Em novembro passado, reportagem do Diário do Nordeste afirmava que empresas de telecomunicações, instaladas na Praia do Futuro, sinalizaram possíveis desinvestimentos no hub de cabos submarinos, caso a usina de dessalinização seja construída no local. As empresas alegam, entre outros pontos, insegurança jurídica. 

Uma das empresas ouvidas naquela reportagem foi a Claro, que é dona de três cabos na Praia do Futuro, além de um quarto cabo da Embratel, que pertence ao grupo de telecomunicação.

Segundo o vice-presidente de relações institucionais da empresa, Fábio Augusto Andrade, o temor das operadoras é que Dessal do Ceará interfira nas telecomunicações de toda a América do Sul, preocupação que deve afugentar novos investimentos.

“Todas as empresas que operam na Praia do Futuro vão judicializar a questão da usina, porque não é possível a convivência da usina com a chegada dos cabos submarinos. A curto e a médio prazo, vão apresentar problemas.
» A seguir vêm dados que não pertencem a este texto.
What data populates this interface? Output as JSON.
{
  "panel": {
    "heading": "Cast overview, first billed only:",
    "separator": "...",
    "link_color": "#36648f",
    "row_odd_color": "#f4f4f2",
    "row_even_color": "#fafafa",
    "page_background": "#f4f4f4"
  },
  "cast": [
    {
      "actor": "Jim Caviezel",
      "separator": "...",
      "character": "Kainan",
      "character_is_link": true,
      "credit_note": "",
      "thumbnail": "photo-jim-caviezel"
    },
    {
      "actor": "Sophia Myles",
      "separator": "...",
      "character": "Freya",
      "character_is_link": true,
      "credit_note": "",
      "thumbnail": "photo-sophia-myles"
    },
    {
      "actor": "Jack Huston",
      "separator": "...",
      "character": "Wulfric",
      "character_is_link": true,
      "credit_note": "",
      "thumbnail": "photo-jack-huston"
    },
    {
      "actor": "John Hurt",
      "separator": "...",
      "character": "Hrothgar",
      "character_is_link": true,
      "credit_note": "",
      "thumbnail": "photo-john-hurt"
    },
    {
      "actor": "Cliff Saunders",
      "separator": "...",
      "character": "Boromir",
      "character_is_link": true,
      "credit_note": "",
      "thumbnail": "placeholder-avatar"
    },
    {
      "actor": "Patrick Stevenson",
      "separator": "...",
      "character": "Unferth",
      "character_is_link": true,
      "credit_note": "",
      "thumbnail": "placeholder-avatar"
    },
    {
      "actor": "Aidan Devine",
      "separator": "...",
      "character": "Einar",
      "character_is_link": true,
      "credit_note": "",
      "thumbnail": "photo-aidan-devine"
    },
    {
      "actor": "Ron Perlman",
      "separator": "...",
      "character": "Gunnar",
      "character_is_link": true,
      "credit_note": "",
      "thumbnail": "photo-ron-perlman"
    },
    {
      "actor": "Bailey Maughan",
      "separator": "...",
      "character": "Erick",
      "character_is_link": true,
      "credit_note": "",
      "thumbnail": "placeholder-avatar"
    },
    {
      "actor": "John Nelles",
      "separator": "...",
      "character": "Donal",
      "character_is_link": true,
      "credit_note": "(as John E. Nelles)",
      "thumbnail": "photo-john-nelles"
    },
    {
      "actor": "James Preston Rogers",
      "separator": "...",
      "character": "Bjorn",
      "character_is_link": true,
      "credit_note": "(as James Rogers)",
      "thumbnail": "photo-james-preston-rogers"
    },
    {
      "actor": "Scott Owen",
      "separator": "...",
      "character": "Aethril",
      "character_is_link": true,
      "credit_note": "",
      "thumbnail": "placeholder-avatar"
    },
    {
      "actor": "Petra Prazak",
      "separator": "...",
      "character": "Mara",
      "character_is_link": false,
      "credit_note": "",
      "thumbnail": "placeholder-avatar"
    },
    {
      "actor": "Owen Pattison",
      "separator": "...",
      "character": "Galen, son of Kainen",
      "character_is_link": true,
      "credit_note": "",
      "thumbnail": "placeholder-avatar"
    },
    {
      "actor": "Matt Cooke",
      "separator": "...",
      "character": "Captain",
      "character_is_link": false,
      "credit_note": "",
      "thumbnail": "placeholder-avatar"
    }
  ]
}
Tem locais de interseção no projeto-base que, se não forem alterados, vão causar interferência nos cabos”, disse ele em novembro.

Reserva de mercado

Em dezembro deste ano, em texto publicado no site da Cagece, o presidente da companhia, Neuri Freitas afirmou que as operadoras de telefonia e internet tentam inviabilizar a implantação da planta de dessalinização de água marinha. Ele também chama o movimento das teles de reserva de mercado. 

"Para a Cagece, a fala insistente de alguns gestores das empresas de telefonia e internet em torno desta falsa narrativa, construída por meio de um discurso que não possui sustentação técnica, exige também uma reflexão crítica sobre os reais interesses dessas empresas. Ao que parece, elas querem privatizar a Praia do Futuro, formando uma reserva de mercado, em nome de um lucro futuro, com pouca preocupação com o social", disse ele.

Em entrevista ao Diário do Nordeste em setembro deste ano, Neuri também afirmou que as empresas de telecomunicações não querem nenhuma outra infraestrutura na Praia do Futuro. 

"Eu percebo que eles estão usando uma reserva de mercado, eles não querem nenhuma outra infraestrutura para a Praia do Futuro, só a deles. À medida que eu coloco uma planta de dessalinização lá, segundo eles, vai estar tirando espaço para chegar mais cabos, para qualquer outra situação deles, então vejo uma privatização da praia no formato que eles querem. Eles não dizem isso, mas é o sentimento que eu tenho".

Segundo a Cagece, cerca de 720 mil pessoas serão diretamente beneficiadas com o projeto, por meio de uma Parceria Público-Privada firmada entre a companhia de água e a empresa Águas de Fortaleza. A planta de dessalinização de água marinha terá capacidade para produzir 1m³ (mil litros) de água por segundo, vazão que será destinada ao macrossistema de água de Fortaleza.

País pode ficar sem internet?

Apesar das justificativas da Cagece, Eduardo Tude, especialista em telecomunicações e presidente da consultoria Teleco, ouvido recentemente pelo Diário do Nordeste, acredita que a mínima possibilidade de instalação de usina deve ser prejudicial para o hub de cabos, e que caso isso concretize, poderá deixar os nove estados nordestinos até sem internet.

“Pode ter o rompimento dos cabos, porque esses cabos submarinos, quando você os constrói, busca áreas onde reduz a probabilidade de acidentes. Quando você está saindo do mar e vindo para a praia, você aumenta essa probabilidade porque tem barco passando, tem gente. Então, se procura isolar esses locais”, argumentou o especialista.

Sobre a adequação já feita no projeto, que afastou de 50 para 500 metros o ponto de captação da água do mar e os cabos submarinos, o especialista considera irrisório.

“O reparo de um cabo submarino é um processo muito demorado. Normalmente no mar, vem um navio e leva mais de um mês para consertar. É um risco muito grande e quando se escolheu ali para fazer os cabos submarinos, tudo isso foi levado em conta, e se buscou justamente uma região para minimizar esse risco. Na hora que faz essa usina, está aumentando muito esse risco”, analisou.

Tude ainda afirma que caso a usina e os hub se tornem vizinhos, esse seria o primeiro local do mundo. "Você tem que prevenir. E se previne na hora do projeto. Depois que construir, vão ficar os acidentes, não vai ter o que fazer”, destacou.